At Wednesday’s hearing, Judge William A. Fletcher was critical of the EPA’s 2016 decision, which was based on just two “real world” field studies. One was in Georgia and the other was in Texas, where the data was withheld, he said.
“The only data we have is from one of those two fields,” Fletcher said. “Is that enough? That doesn’t strike me as very much given the great danger that everybody knew dicamba posed to post-emergent fields.

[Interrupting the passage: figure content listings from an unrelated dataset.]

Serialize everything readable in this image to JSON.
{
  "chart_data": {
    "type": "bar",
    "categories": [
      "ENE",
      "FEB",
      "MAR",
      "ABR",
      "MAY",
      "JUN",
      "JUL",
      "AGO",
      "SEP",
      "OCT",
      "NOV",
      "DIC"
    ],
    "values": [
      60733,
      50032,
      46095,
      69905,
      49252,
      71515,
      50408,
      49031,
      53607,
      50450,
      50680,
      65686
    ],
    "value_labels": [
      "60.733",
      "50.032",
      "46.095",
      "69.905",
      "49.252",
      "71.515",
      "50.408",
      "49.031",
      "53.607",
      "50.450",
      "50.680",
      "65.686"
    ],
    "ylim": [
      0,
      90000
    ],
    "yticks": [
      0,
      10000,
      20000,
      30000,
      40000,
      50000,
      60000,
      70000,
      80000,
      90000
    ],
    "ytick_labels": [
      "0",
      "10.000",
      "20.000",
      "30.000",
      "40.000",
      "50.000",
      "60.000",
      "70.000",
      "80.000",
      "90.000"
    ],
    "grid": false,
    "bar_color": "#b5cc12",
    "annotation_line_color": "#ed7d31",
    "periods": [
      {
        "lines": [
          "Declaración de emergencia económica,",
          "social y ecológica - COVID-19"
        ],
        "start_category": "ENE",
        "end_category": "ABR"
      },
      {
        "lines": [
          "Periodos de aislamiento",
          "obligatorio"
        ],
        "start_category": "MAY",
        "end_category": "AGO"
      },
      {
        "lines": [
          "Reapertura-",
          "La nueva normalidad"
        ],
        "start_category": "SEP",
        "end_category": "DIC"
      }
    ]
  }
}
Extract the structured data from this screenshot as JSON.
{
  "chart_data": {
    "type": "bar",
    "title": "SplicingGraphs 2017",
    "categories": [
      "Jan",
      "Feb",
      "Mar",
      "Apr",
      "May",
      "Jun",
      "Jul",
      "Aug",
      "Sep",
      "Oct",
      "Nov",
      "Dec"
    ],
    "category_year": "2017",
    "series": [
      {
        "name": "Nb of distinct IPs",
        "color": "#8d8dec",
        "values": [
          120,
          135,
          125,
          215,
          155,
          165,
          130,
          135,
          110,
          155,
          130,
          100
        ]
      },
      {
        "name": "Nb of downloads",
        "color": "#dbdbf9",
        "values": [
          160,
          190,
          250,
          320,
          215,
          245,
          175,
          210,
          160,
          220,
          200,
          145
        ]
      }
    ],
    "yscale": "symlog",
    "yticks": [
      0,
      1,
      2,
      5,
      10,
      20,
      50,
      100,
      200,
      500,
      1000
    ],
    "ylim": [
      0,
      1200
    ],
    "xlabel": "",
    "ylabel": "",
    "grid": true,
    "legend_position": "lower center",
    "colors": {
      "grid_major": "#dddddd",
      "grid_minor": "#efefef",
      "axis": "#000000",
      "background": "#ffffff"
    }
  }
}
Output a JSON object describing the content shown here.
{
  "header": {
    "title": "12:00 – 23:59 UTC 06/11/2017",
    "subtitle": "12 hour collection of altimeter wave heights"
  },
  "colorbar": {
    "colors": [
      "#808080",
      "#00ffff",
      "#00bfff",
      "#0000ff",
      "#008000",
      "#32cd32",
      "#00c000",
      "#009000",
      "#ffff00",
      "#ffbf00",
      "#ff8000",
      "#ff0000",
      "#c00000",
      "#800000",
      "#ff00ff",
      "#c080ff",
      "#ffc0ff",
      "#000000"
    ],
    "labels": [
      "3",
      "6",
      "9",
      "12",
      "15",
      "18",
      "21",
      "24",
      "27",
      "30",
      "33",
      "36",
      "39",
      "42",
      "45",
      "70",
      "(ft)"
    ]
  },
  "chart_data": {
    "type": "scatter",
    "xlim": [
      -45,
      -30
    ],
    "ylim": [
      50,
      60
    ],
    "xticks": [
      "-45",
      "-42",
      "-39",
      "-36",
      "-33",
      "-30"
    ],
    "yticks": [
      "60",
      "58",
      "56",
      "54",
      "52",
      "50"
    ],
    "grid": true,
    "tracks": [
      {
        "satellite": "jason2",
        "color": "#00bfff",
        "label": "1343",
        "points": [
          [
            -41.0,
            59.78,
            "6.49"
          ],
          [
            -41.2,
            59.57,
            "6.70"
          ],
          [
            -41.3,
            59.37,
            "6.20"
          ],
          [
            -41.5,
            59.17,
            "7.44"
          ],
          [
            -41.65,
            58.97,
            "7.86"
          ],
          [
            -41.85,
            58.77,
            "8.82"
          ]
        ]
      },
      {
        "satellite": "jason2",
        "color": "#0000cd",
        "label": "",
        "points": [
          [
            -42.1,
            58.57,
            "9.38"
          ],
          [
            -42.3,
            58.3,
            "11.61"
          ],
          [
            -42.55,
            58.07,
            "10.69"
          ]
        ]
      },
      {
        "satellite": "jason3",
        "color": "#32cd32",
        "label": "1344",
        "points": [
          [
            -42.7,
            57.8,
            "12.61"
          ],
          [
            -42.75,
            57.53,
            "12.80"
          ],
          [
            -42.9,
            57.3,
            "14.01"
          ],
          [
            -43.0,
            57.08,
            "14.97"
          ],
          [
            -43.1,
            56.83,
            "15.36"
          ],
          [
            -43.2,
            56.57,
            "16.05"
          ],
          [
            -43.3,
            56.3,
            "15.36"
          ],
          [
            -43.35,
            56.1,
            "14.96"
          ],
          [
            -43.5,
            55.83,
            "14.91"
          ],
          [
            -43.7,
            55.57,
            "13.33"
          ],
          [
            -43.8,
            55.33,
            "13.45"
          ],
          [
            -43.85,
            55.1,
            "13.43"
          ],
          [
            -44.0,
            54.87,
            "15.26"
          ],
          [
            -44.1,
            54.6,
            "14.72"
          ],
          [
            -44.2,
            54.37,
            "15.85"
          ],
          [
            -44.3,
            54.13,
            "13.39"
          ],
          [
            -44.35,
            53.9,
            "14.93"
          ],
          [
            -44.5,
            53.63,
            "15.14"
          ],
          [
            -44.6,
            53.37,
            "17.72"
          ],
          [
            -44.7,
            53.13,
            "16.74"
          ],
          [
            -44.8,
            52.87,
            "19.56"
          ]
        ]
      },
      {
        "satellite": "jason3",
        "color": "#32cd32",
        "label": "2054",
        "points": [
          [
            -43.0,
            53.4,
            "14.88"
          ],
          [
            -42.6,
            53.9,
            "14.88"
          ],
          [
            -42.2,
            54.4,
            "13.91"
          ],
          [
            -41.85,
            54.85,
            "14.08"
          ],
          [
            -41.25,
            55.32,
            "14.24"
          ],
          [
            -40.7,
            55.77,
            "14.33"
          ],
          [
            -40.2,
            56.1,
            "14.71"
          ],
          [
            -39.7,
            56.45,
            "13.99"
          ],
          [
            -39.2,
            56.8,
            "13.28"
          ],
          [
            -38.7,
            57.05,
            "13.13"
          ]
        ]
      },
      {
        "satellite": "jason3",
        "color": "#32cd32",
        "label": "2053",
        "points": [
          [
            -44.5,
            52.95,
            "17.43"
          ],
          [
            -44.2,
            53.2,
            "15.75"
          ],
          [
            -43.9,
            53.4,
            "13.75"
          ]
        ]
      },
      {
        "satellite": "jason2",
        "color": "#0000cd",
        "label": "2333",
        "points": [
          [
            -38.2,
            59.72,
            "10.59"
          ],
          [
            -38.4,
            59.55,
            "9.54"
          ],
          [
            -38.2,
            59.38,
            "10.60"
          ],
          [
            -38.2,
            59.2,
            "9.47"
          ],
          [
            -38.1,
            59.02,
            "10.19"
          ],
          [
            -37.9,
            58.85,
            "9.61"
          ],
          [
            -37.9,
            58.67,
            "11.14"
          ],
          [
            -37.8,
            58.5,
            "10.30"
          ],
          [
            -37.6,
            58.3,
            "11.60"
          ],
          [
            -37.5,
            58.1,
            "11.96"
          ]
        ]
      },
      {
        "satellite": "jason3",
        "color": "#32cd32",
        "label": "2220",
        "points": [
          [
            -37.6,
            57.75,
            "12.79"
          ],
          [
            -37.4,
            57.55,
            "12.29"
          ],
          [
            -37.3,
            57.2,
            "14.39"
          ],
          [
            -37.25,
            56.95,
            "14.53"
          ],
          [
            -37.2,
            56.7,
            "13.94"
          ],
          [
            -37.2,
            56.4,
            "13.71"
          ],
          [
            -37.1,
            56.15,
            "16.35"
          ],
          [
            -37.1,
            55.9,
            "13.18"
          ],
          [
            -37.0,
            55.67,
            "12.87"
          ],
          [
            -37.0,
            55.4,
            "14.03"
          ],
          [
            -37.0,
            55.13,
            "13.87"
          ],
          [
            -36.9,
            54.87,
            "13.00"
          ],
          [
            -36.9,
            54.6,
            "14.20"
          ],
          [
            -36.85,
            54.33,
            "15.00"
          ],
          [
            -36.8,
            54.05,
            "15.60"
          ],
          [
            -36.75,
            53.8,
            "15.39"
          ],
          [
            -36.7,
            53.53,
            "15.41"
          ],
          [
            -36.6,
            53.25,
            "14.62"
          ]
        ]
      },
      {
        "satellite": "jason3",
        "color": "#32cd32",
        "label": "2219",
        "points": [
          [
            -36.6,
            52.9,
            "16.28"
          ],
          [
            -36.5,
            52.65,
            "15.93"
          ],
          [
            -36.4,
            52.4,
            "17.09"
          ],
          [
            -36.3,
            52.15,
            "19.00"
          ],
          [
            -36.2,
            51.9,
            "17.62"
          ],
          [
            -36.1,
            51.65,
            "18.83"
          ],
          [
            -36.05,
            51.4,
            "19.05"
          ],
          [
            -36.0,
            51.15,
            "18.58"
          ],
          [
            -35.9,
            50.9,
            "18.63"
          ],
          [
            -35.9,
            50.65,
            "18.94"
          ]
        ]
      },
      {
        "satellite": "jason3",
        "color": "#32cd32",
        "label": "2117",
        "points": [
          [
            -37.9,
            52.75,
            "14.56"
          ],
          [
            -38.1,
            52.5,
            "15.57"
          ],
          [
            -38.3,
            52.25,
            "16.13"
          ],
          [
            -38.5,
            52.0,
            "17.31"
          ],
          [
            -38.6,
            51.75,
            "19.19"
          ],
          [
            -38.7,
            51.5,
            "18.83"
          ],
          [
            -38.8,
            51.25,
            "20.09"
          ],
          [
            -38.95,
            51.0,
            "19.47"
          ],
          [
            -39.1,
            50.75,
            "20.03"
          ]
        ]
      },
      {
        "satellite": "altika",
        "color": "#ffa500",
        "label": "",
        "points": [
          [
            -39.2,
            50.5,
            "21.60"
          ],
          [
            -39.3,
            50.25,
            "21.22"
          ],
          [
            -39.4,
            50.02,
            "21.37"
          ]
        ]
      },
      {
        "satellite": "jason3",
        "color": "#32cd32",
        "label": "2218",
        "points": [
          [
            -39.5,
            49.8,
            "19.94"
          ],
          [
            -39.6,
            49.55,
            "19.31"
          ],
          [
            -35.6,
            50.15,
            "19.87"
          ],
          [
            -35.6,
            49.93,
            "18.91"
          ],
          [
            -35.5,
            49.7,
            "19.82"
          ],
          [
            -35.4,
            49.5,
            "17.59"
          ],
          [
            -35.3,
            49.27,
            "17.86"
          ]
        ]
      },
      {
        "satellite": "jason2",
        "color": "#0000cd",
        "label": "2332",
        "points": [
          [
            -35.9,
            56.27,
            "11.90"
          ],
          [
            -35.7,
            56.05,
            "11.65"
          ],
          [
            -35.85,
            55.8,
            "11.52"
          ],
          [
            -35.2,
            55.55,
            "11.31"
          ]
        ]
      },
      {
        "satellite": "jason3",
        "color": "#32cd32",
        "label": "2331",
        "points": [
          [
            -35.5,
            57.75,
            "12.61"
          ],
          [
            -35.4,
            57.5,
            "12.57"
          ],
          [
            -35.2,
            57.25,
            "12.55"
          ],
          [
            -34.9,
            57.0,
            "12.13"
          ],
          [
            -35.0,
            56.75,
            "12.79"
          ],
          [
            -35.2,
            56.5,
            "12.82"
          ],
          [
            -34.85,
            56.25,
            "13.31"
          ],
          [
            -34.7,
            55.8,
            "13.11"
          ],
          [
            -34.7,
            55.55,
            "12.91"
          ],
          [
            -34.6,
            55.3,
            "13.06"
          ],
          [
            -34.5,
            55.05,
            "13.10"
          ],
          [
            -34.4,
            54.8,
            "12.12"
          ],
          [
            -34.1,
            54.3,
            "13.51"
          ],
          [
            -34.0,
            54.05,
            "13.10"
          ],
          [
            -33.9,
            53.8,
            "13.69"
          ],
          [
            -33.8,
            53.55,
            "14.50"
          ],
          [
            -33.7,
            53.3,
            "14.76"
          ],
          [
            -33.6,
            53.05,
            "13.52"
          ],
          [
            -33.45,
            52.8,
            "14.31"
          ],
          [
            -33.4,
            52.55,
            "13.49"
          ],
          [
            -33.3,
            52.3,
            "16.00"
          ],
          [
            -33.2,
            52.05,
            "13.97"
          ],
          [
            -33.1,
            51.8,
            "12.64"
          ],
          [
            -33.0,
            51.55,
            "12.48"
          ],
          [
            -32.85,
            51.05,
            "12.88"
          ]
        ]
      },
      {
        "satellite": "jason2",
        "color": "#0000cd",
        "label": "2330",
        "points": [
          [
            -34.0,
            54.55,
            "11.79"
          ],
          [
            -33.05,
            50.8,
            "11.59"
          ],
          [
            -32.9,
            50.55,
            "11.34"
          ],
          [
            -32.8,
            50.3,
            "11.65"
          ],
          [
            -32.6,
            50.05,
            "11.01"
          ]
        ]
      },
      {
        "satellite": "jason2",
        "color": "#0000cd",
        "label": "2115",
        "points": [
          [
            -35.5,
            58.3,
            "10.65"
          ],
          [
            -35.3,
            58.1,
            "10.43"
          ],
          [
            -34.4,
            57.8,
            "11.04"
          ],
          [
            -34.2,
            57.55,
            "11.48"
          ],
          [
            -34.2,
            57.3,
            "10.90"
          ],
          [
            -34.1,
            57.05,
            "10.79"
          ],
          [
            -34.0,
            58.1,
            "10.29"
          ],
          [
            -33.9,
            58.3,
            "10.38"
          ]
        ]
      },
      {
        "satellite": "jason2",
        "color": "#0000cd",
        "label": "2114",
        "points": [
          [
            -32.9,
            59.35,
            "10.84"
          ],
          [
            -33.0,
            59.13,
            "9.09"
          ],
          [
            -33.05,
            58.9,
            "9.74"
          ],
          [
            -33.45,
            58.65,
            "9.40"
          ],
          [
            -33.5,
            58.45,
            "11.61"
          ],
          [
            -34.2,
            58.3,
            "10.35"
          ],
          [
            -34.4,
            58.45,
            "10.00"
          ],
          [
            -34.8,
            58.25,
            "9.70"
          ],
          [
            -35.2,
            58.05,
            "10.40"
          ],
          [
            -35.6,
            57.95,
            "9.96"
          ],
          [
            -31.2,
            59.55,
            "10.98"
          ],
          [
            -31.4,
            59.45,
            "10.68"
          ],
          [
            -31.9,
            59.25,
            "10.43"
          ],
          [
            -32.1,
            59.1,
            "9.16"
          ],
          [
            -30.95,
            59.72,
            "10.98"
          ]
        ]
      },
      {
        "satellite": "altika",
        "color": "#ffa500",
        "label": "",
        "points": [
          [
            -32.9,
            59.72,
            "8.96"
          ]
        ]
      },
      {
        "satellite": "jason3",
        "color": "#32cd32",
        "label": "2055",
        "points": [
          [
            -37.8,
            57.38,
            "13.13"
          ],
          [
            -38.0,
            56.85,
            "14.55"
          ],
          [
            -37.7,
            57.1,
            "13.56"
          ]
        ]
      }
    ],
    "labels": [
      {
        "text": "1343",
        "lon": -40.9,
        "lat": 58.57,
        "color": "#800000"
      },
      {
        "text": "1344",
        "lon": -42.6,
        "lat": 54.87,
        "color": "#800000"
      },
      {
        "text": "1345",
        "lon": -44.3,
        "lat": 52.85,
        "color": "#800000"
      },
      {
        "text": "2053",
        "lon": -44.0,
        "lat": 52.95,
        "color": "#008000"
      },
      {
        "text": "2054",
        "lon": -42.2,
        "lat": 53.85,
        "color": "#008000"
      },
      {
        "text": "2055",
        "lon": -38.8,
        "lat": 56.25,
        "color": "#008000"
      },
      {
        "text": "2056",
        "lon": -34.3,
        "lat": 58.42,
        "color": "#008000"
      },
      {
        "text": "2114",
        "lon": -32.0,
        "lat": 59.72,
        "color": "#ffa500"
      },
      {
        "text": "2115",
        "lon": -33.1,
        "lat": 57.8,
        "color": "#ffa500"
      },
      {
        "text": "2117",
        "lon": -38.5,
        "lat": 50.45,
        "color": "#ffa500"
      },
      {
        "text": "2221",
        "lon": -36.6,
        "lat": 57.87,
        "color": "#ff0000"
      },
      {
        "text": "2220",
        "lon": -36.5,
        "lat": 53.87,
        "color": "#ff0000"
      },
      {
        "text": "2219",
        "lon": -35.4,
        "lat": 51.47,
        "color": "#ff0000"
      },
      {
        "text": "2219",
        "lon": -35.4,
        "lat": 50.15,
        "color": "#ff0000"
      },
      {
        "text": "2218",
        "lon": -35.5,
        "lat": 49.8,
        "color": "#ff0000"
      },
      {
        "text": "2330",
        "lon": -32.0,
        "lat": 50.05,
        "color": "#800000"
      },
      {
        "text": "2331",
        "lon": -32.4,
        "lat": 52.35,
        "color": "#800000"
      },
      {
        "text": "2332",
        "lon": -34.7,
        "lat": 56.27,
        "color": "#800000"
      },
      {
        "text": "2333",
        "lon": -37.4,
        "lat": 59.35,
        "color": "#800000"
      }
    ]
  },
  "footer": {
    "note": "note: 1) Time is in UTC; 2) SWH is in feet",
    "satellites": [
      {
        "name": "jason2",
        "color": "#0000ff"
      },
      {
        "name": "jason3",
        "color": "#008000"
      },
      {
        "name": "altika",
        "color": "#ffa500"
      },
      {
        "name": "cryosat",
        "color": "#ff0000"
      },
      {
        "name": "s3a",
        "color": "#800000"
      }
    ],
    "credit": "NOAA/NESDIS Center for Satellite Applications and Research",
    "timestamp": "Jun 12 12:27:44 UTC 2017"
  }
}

It turns out, of course, that the danger was there.”
Brett Grosko, EPA’s lawyer, said that the studies were “sufficient under the standards” and that the court must “allow the EPA to decide” what the best available science is.
Monsanto filed briefs supporting the EPA’s decision-making, arguing farmers need new tools to combat weeds that have grown resistant to Roundup and by 2012 covered more than 60 million acres of U.S. farmland.
“Dicamba-based herbicides have a 50-year history of safe use, when applied according to label directions, and we are confident the government’s exhaustive assessment will prevail,” the company said in an emailed statement.
The court fight comes as the EPA’s approval of dicamba formulations expires Nov. 9, and Bayer expects a renewal decision before then.
Bayer says farmers are adopting its new seeds and herbicide in record numbers. Dicamba-resistant soybeans were planted on 42 million acres in 2018, double the year-earlier total and almost half of the U.S. total of 89.6 million acres, the company said. For cotton, the total was 8 million acres of the 13.5 million acres farmers planted this season.
“We are confident that, in working closely with the EPA, a satisfactory solution for the farmers will be achieved,” Bayer CEO Bauman said on the Aug. 23 call with investors.
The case is National Family Farm Coalition v. United States Environmental Protection Agency and Monsanto Co., 17-70196, 9th U.S. Circuit Court of Appeals (Seattle).